Due largely to the overwhelming dominance of mobile phones, payphones are a sometimes overlooked relic from the 90’s and earlier eras. While seldom seen out in the wild these days, they can however still be acquired for a moderate fee — how many of you knew that? Setting out to prove the lasting usefulness of the payphone, Instructables user [Fuzzy-Wobble] has dialed the retro spirit way past eleven to his ’90 from the ’90s’ payphone boombox.
Conspicuously mounted in the corner of his office, a rangefinder sets the phone to ringing when somebody walks by — a fantastic trap for luring the curious into a nostalgia trip. Anyone who picks up will be prompted to punch in a code from the attached mini-phone book and those who do will be treated to one of ninety hits from — well — the 1990’s. All of the songs have been specifically downgraded to 128kbps for that authentic 90’s sound — complete with audio artifacts. There’s even a little easter egg wherein hitting the coin-return lever triggers the payphone to shout “Get a job!”
[Fuzzy-Wobble] notes that a payphone bracket is indispensable as most all payphones are made of cast iron, and nobody likes holes ripped out of their walls due to improper mounting. They’ve also provided their code as well as links to other tutorials for aspects of the build — such as the Adafruit music maker — throughout. Now you’ll have to excuse us as we groove while lost in a reverie.
Kick it back an extra decade and you get an 80’s boombox bluetooth speaker.
[Thanks for the submission, Alex S!!]
always gonna dial you up,
always gonna wait on hold,
never gonna call-collect, or charge you!
2600
This is as much a boom box as a hoverboard is a hoverboard…… Let us not lower our standards!
Probably conflated boombox and jukebox, since it fits the latter definition better.
Dreadful ’90s music? Oh no, my feels!
Saw the GIF and was expecting a lecture on electrical safety, but found out he was danceing and his moves are just as shoking.

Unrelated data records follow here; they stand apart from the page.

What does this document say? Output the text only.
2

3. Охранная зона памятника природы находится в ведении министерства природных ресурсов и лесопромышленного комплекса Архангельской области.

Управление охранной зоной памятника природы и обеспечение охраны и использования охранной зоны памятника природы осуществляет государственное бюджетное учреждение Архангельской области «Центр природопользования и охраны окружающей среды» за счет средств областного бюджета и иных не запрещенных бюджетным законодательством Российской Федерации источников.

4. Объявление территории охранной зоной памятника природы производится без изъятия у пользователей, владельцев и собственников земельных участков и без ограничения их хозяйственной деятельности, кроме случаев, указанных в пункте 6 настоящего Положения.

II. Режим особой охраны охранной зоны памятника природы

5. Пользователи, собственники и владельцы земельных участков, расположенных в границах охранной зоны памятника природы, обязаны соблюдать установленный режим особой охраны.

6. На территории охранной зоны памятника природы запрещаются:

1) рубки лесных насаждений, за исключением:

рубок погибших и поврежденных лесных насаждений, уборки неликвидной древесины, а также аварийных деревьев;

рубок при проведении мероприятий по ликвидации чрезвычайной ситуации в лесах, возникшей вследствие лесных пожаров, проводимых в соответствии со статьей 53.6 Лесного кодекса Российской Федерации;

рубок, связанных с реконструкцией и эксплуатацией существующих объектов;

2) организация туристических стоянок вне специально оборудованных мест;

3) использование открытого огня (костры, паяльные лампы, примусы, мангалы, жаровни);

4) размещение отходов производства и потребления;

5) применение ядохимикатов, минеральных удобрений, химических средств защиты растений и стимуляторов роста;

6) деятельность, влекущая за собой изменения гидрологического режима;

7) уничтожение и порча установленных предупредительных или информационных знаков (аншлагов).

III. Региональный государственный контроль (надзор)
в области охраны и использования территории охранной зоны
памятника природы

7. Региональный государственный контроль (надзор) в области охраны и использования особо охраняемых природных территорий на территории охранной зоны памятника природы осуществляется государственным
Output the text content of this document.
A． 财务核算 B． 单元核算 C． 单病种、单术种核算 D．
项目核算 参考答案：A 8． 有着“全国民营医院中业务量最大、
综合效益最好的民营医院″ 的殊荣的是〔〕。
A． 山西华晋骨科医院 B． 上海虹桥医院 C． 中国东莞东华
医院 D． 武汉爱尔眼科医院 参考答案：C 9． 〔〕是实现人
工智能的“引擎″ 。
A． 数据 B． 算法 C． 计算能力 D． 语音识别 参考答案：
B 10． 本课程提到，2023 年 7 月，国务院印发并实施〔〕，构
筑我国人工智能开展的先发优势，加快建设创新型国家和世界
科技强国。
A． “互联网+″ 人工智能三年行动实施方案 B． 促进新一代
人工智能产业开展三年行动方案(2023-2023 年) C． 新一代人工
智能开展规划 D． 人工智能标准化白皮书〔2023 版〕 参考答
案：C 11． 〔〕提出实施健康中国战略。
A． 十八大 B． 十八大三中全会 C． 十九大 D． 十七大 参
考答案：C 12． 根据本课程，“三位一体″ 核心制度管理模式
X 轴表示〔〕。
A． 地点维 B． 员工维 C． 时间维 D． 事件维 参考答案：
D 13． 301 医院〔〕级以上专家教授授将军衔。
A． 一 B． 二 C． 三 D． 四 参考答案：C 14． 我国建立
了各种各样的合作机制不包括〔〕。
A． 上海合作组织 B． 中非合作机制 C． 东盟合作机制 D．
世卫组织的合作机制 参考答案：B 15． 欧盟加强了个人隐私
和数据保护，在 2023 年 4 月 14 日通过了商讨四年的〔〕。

So.. that inspired me to go browse Ebay looking for payphones. Why are they still so expensive? There are ones listed for parts as low as $50 but those are just gutted shells. They aren’t even good for projects like this unless you want to fabricate your own handset. For a complete working one it’s typically $200+!
Yah, I get it. These things were made to sit outside and take a ton of abuse. Construction like that came at a price. Still though… there are tons sitting on shelves, in closets, warehouses or wherever people are selling these from. Ebay is full of listings. But… hardly anyone actually uses them. It seems like a perfect recipee for cheap to me.. tons available but very little demand. I would think they would go for about the scrap value of their heavy steel frames.
Oh well…
I do miss the days when people carried pagers instead of cellphones and returned the calls via payphones. It was great! You could be reached any time, and almost anywhere just like today. But.. if you didn’t feel like talking you could just ignore it! ‘There was no payphone nearby’ was a very easy lie even if it was rarely true. It was the best of both worlds, the peace and privacy of the pre-cellphone days but most of the connectivity of current times. Then everyone got cellphones and always expect you to answer regardless of what you might actually be doing at the moment.
I was still doing that a few years into the millennium, when I was out and about, was 30c a minute on the cell, and payphones were still common enough and 25 cents, so if I had a quarter I’d call back on a payphone… but then it got so they were few and far between and 50 cents here, so stopped doing it, unless one was right in sight and I knew I was going to be a few minutes.
I was a former payphone technician with a payphone route from San Francisco, West of Van Nuys Blvd, down to San Mateo. The company I worked for had as many as 50K+ payphones before the downward spiral of revenues due to the mobile phone industry. It was good while it lasted.
The payphones had circuit boards, low speed modems, mechanical coin relay and an escrow bucket, among other interesting things. Routing a payphone through a VoIP was also possible but there were some occasional toll free dialing registration errors.
I used to design dials (hearing impaired), “smart electronics” and fraud-protection devices for payphones from 1985 to 1998. The 3 major ones were GTE, Northern Telecom and Western Electric. I used to have one hanging on the wall in my garage. It worked as a standard telephone so I could take calls on it if I wanted to.